Quote from: redturbo90Try loosening the plugs when the engine is warm, but DO NOT TAKE THEM OUT. After the engine is cool they should come out rather easy.
Hell, no, get the car hot as you can, yank them plugs and then buy some new heads. Get them PNP'd, and you will be happy. (But poor, and maybe mad because you destroyed your perfectly good heads.)
Got the plugs out, still running crapie though. Just out of curiosity put a code scanner and it pulled a code of 45. The book said that the O2 is reading the exhaust is to rich. The car runs fine at idle, it's when you step on the gas it bogs down and starts to spit and sputter then clears out until it goes into overdrive then back to running crappie. To me, exhaust is rich, to much fuel is being dumped, or to much air, or a combo of both?
rich means too much fuel. How old is your air filter, ignition wires, coils? I'm pretty sure that if you unplug the O2 sensor, the computer has predetermined values to run from. So if it runs better then that's one problem.
Plugs are new, so are the wires, coil pack original, air filter old.
Disconnected the o2, still runs crappie. I should of said that I gutted the cat instaed of put a new one on. Sorry. I don't think that should of affected it, cause I thinkthat I read somewhere on this sit that somebody else gutted there cat and it still ran ok? Anyway, I'm trying to get the car straightened out so that I can sell it.
I would think it would run ok without the cat since there is no O2 behind it, and the turbo provides enough back pressure.
So I can eliminate the xover being the problem?
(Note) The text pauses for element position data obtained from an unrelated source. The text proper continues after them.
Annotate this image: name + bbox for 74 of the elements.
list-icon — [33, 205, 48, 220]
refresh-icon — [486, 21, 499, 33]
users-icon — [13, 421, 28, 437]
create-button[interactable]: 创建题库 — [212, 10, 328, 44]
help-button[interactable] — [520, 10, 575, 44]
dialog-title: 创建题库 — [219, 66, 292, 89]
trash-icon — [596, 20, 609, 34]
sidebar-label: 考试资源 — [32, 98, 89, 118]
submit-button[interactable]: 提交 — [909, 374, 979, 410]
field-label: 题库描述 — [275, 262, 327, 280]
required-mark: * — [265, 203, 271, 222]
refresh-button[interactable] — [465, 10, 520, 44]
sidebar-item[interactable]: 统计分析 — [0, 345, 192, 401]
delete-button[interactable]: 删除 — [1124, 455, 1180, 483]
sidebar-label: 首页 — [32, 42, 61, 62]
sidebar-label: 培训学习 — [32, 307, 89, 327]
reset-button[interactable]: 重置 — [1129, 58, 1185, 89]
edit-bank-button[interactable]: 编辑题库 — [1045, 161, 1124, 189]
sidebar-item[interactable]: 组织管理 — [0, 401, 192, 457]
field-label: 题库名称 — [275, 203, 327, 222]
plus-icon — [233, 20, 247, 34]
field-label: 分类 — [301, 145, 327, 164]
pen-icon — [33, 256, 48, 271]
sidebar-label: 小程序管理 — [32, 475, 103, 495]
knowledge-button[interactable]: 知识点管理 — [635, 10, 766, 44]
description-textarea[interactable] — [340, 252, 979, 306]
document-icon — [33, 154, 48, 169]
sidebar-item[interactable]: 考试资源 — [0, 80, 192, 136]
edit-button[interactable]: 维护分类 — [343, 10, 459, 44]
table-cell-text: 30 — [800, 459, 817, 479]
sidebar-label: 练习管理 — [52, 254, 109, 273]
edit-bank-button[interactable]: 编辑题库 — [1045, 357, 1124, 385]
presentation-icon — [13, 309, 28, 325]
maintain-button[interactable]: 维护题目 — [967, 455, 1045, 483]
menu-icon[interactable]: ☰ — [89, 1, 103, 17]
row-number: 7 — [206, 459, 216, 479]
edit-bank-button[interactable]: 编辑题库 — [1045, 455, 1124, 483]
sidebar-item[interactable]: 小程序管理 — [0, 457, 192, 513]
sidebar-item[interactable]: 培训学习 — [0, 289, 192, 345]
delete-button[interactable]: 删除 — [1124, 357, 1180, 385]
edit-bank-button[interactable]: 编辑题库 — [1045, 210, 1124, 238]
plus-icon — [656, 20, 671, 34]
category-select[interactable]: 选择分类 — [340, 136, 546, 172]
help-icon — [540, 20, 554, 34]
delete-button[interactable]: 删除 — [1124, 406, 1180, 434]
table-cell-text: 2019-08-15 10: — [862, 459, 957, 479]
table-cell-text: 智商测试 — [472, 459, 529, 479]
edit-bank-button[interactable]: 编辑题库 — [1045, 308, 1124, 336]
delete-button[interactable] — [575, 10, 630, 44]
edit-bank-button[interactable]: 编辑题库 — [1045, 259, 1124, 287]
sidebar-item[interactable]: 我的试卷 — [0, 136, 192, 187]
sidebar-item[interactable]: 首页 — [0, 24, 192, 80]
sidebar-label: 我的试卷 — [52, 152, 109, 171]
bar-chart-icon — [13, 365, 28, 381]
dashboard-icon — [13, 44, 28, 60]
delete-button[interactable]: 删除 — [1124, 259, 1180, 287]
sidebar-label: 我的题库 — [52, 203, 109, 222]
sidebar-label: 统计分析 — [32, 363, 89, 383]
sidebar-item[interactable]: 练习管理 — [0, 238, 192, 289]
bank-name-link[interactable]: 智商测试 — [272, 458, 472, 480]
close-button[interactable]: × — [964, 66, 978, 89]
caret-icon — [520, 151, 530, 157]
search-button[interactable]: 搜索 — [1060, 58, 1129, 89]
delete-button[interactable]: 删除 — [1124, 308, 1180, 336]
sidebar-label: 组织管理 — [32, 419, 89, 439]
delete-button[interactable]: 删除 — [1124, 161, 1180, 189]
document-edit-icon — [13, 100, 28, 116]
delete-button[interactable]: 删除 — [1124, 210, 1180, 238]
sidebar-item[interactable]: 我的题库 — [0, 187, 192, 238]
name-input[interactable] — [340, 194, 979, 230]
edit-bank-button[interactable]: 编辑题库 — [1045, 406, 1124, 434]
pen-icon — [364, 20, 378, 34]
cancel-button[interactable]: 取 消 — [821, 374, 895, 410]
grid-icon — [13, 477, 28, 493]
Have any suggestions on what to check next? Or should I take to shop and have them put computer on it and road test it?
Check for leaky injectors.
Quote from: bmktrexproSo I can eliminate the xover being the problem?
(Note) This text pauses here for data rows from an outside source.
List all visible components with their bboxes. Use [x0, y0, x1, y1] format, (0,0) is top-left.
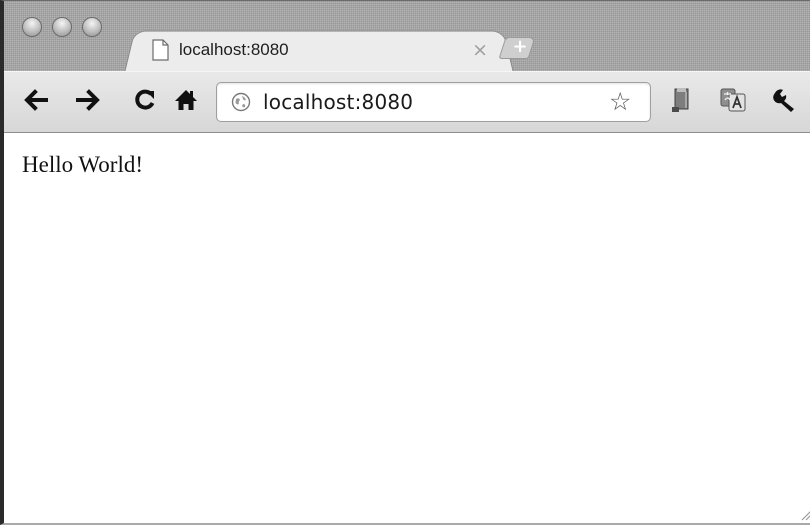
window-close-button[interactable]: [22, 17, 42, 37]
tab-title: localhost:8080: [179, 40, 289, 59]
arrow-left-icon: [24, 89, 48, 111]
forward-button[interactable]: [74, 85, 102, 115]
arrow-right-icon: [76, 89, 100, 111]
address-bar[interactable]: localhost:8080 ☆: [216, 82, 651, 122]
new-tab-plus-icon: +: [512, 36, 528, 57]
address-input-text[interactable]: localhost:8080: [263, 90, 413, 114]
tab-strip: localhost:8080 × +: [4, 1, 810, 73]
bookmark-extension-button[interactable]: [668, 85, 696, 115]
home-icon: [175, 90, 197, 110]
bookmark-star-icon[interactable]: ☆: [609, 87, 631, 116]
reload-button[interactable]: [132, 85, 158, 115]
browser-tab-content[interactable]: localhost:8080 ×: [152, 33, 492, 67]
wrench-icon: [773, 89, 794, 112]
browser-window: localhost:8080 × + localhost:8080 ☆ Hell…: [0, 0, 810, 525]
settings-wrench-button[interactable]: [770, 85, 800, 115]
back-button[interactable]: [22, 85, 50, 115]
home-button[interactable]: [172, 85, 200, 115]
navigation-toolbar: localhost:8080 ☆: [4, 71, 810, 133]
reload-icon: [135, 89, 155, 110]
window-minimize-button[interactable]: [52, 17, 72, 37]
window-controls: [22, 17, 102, 37]
page-viewport: Hello World!: [4, 133, 810, 523]
translate-icon: [720, 88, 746, 112]
document-icon: [152, 39, 169, 61]
bookmark-extension-icon: [672, 88, 689, 112]
resize-grip-icon[interactable]: [798, 507, 810, 521]
translate-button[interactable]: [718, 85, 748, 115]
globe-icon: [231, 92, 251, 112]
tab-close-icon[interactable]: ×: [472, 39, 488, 61]
window-zoom-button[interactable]: [82, 17, 102, 37]
page-body-text: Hello World!: [22, 152, 144, 177]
There's only one way to elimate the crossover. Get a new one from Jeff M. What you're describing could very well be a crossover leak. It will cause the o2 sensor to read incorrectly/inaccurately. My TSTE is doing the same thing where there is a band of sluggish power, then suddenly BOOM - rocketship, then won't move again. All of this happening in a split second. It's gotten worse and worse to the point that I can't really drive it right now. I'm sure there's other contributing factors, but untill I get the crossover fixed, I'm holding off on the tune-up/upgrades, and even a new 02 sensor. Of course, my problem might be the computer itself since not a single code has been triggered in spite of its horrible running state.
Ok, I was hopeing to eliminate the xover cause I really don't want to put that much more money into the car, cause like I said I want to sell it.
did you ever check your FPR... i just changed my fuel rail and fpr assembly and it fixed alot of my bogging down / stalling / flooding problems.
Stock crossover is the single most problem causing part on the vehicle. I can understand the reasoning (financial) behind not replacing it but as a two time purchaser of this item (as well as two o2 sensors) from Jeff M., I must say that you will never know what these cars are supposed to run like without this fix. One thing that I don't see mentioned about the stock crossover/fouled o2 sensor is the fact that running rich for a long period of time will thin your oil out and reduce the lubricating qualities (not much to begin with any more thanks to the EPA) of your oil. That extra fuel in the combustion chambers over the long haul is going to mix with your oil if your rings/cylinder walls are not absolutely perfect. This has been explained to me by Jeff M. and at least 3 other engine builders in the past. Well you probably didn't need to hear all that so I'll shut up.
Well, I guess I'll get with my mechanic and cut the heat sheild off and check the xover out and go from there. Thanks for everybodys input, highly appreciated. Will keep in touch with progress.
Well, xover in excellent shape almost brand new, no rust or cracks anywere. Found two bolts that were missing off turbo were it mounts to xover and the flex tube that runs from the xover to the egr valve hand tight. Haven't put things back together. Found oil in throtle body? Any possibility that the egr valve is bad? Any other suggestions on what to try next?